In April, Biden announced he would withdraw all troops from the war-torn country. The Taliban has ever since been swiftly taking over the country.

McConnell’s latest criticism comes after his previous statement urging the Biden administration to do more amid the advances by the Taliban.

He previously called on Biden to commit to sending more troops back into Afghanistan after Aug. 31, his target date for withdrawing all soldiers from the region, and urged the president to conduct airstrikes against the Taliban in support of the Afghan forces.

In his statement, he said while the US still has “the capacity to dampen its effects,” a presence on the ground is necessary to do so.

“It did not have to happen this way. The United States had the capacity to avoid this disaster.

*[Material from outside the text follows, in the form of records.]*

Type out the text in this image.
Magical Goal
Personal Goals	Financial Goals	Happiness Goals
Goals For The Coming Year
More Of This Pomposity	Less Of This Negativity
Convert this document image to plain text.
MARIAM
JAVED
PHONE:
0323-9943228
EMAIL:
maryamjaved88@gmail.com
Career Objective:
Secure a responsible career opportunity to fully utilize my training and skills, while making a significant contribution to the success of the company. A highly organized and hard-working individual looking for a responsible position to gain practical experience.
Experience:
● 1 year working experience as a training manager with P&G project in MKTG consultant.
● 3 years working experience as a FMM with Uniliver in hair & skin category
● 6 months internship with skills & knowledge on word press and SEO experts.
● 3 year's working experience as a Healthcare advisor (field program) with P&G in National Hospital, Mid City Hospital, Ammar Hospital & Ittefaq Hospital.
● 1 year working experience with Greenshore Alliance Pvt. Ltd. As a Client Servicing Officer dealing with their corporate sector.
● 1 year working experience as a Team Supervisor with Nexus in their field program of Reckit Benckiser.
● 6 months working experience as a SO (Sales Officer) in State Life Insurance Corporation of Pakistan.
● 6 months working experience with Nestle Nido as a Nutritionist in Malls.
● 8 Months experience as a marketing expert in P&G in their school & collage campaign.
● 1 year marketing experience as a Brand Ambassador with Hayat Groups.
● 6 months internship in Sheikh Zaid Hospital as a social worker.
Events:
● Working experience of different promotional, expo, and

We still have the capacity to dampen its effects, but without a presence on the ground or local partners, defending the homeland from a resurgent al Qaeda will be far more difficult,” he wrote.

He also said the “likelihood” of al-Qaeda returning “to plot attacks from Afghanistan is growing,” noting that “everyone saw this coming except the President, who publicly and confidently dismissed these threats just a few weeks ago.”

McConnell went on to say that the president is responsible for the “monumental collapse” of Kabul.

“America’s two-decade involvement in Afghanistan has had many authors. So have the strategic missteps made along the way. I have never hesitated to express myself candidly when leaders of either party threatened to put politics ahead of reality on the ground,” he wrote.

Meanwhile, several other GOP lawmakers are pinning the blame for the worsening state of affairs in Afghanistan on Biden.

House Minority Whip Steve Scalise (R-La.) drew a comparison between images of Chinooks over Kabul evacuating embassy staff in the capital city and America’s exit from Vietnam, describing the morning’s developments “President Biden’s Saigon moment.”

Also, Rep. Michael McCaul (R-Texas), ranking member of the House Foreign Affairs Committee, said Biden is “gonna have blood on his hands” for the withdrawal mission.

"They totally blew this one. They completely underestimated the strength of the Taliban,” he noted.

Meanwhile, former president Donald Trump called on Biden to “resign in disgrace” over his handling of the crisis in Afghanistan. 

He also slammed the Democratic president over other issues from the crisis at the US southern border to a spike in Covid cases to Americans' economic problems. 

“It is time for Joe Biden to resign in disgrace for what he has allowed to happen to Afghanistan, along with the tremendous surge in Covid, the Border catastrophe, the destruction of energy independence, and our crippled economy,” Trump, a Republican, wrote in a statement.

The United States and its allies invaded Afghanistan in October 2001 as part of the so-called war on terror. While the invasion ended the Taliban’s rule in the country back then, it is ending with the return of the group to power.